In a couple of weeks I am delighted to be heading off to Piedmont with the same rather wonderful gang as I was lucky to go to Burgundy with last May, see A very special trip to Burgundy…
The trip promises to be a good one and the lunches, visits and dinners are all booked. The Piedmont region is virgin territory for the vast majority of those going so I thought a warm-up dinner at Zucca would be a good idea. I mentioned this to owner Sam Harris and he suggested that they do a menu that showcased some of the regions most traditional dishes:
Carne Crudo, from brilliant veal with lemon through it and then Parmesan on top.

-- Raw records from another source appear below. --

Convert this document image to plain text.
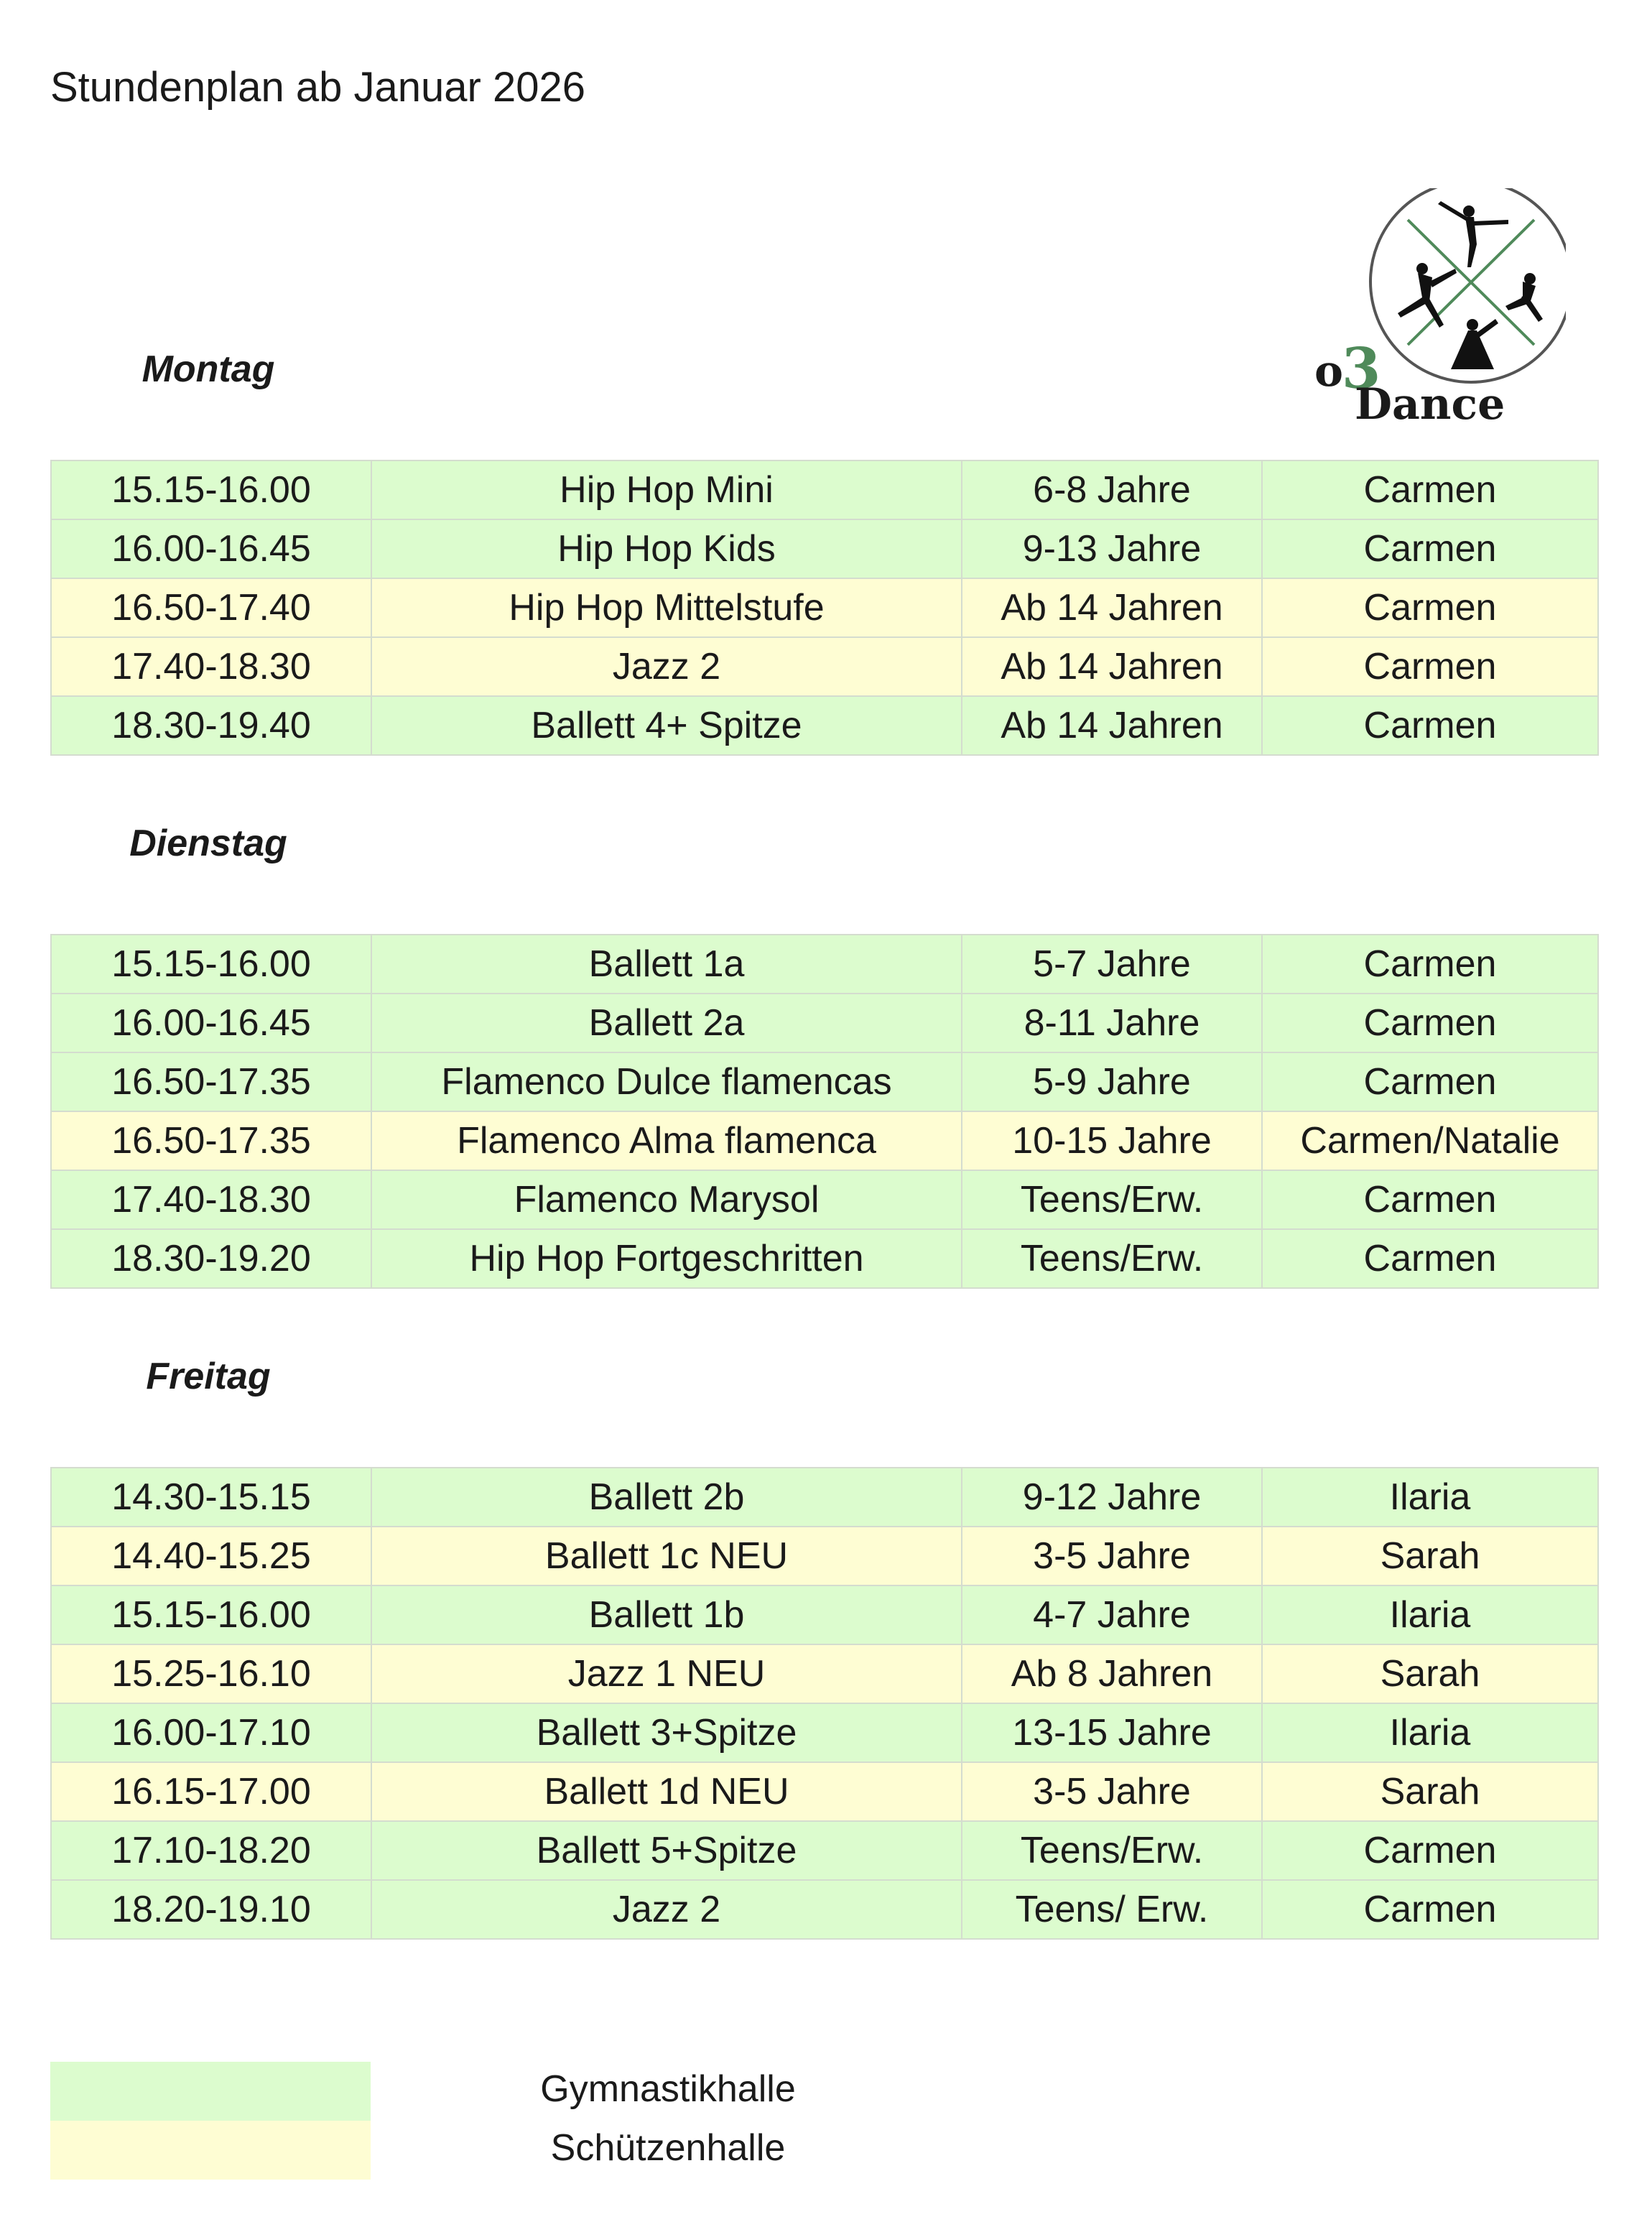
Stundenplan ab Januar 2026
o
3
Dance
Montag
15.15-16.00	Hip Hop Mini	6-8 Jahre	Carmen
16.00-16.45	Hip Hop Kids	9-13 Jahre	Carmen
16.50-17.40	Hip Hop Mittelstufe	Ab 14 Jahren	Carmen
17.40-18.30	Jazz 2	Ab 14 Jahren	Carmen
18.30-19.40	Ballett 4+ Spitze	Ab 14 Jahren	Carmen
Dienstag
15.15-16.00	Ballett 1a	5-7 Jahre	Carmen
16.00-16.45	Ballett 2a	8-11 Jahre	Carmen
16.50-17.35	Flamenco Dulce flamencas	5-9 Jahre	Carmen
16.50-17.35	Flamenco Alma flamenca	10-15 Jahre	Carmen/Natalie
17.40-18.30	Flamenco Marysol	Teens/Erw.	Carmen
18.30-19.20	Hip Hop Fortgeschritten	Teens/Erw.	Carmen
Freitag
14.30-15.15	Ballett 2b	9-12 Jahre	Ilaria
14.40-15.25	Ballett 1c NEU	3-5 Jahre	Sarah
15.15-16.00	Ballett 1b	4-7 Jahre	Ilaria
15.25-16.10	Jazz 1 NEU	Ab 8 Jahren	Sarah
16.00-17.10	Ballett 3+Spitze	13-15 Jahre	Ilaria
16.15-17.00	Ballett 1d NEU	3-5 Jahre	Sarah
17.10-18.20	Ballett 5+Spitze	Teens/Erw.	Carmen
18.20-19.10	Jazz 2	Teens/ Erw.	Carmen

Gymnastikhalle

Schützenhalle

Vitello Tonnato, my all time favourite.
Russian salad – which I love but always reminds me of large format Sandwich spread.
Agnolotti – magic stuff
and many more…
It worked really well with Megan rustling them all up to perfection. So the wines:
Langhe Chardonnay 2012, Ca del Baio – fresh Chardonnay with a very slight spritz and no oak influence at all, a good palate preparer and a wine that will gain texture and complexity with age.
Barbera d’Alba Cerretta 2008, Giacomo Conterno – fleshy and supple, lovely fruit, mellow structure, I wanted to show this alongside the next wine as a way of showing Barbera alongside Nebbiolo. Same site, same vintage, same producer.

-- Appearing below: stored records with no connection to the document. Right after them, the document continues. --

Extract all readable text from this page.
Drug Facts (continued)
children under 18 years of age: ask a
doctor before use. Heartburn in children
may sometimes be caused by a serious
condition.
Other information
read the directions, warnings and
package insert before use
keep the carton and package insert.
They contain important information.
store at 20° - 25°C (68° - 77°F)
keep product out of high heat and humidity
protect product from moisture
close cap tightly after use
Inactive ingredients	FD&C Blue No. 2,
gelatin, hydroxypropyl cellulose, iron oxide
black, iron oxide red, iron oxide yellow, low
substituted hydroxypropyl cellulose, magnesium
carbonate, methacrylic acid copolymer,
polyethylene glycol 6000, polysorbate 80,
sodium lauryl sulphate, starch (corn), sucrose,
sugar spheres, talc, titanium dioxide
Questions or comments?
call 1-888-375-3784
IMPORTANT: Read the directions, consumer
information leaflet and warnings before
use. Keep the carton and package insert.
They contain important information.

Langhe Nebbiolo Cerretta 2008, Giacomo Conterno – More focussed and linear than the Barbera this showed just the differences I wanted.

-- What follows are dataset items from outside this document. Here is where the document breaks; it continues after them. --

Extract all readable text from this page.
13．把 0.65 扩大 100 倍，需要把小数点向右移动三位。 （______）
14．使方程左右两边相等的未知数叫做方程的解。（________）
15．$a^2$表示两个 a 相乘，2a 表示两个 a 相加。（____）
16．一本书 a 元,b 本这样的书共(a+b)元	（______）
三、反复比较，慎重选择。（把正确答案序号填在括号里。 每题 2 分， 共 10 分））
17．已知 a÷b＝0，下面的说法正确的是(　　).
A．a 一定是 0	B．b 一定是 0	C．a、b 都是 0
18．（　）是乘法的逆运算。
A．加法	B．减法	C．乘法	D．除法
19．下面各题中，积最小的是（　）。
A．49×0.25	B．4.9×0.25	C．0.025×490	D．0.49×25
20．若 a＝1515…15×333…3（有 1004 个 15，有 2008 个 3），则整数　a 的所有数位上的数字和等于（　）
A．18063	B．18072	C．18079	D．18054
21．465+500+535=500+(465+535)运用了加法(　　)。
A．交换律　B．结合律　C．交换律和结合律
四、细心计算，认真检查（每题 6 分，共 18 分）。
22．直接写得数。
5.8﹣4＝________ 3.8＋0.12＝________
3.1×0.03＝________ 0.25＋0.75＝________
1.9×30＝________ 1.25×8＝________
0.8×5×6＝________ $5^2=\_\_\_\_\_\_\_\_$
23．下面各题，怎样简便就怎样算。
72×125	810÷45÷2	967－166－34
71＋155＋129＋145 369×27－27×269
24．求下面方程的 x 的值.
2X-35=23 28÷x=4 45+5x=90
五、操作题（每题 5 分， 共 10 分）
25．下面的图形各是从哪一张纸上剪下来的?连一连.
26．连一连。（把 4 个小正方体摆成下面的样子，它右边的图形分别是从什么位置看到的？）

Barolo Pie Rupestris 2009, Cappellano – the big surprise of the evening for me, I was the only one that liked it (I had bought my allocation of 2010 that morning), the others I think found it a little too dry and animal, sure Cappellano needs time (though that should never be an excuse) but for me this was complex and promised much for the future. I plan to serve this blind to these guys post trip and see if they have fallen for the old-school Nebbiolo magic by then.
Barolo Tartufaia 2009, G.Negri – we will be visiting Guilia on the trip and so I wanted to show this wine as a counter-point to the Cappellano but also to show a slighlty more modern style, it worked well showing more fruit and lushness but still not too much.
Barolo Brunate 2004, Marengo – FVDB brought this and the next bottle, the Marengo really showed well, with an openness and rounded fruit that really showed how good 2004 is and how special Brunate is as a site…lovely wine with propper structure but great balance and crucially that sweet fruited nature.
Barolo Bussia Riserva 2000, Pianpolvere Soprano -is a wine and an estate I know nothing about, it combined the warm (sometimes over) ripe nature of 2000 with a regime of more oak. The bottle was probably the heaviest I have come across in a Piedmoint wine (think Gaja +45%). The wine itself has promise if it can outlast the slightly over present new oak texture. Would love to try this again in the future.
Barolo Cannubi 2003, Brezza – there always needs to be on last bottle and this worked out to be a good choice, 2003 is tricky but (many of) the traditonal producers have done well. Brezza we will visit and Cannubi is next to Brunate so it made a good comparison, I really liked it, am pleased to be buying Brezza for my own cellar.
So that, baring a Limoncello for a couple of the team, was the evening done, just two weeks to wait now!!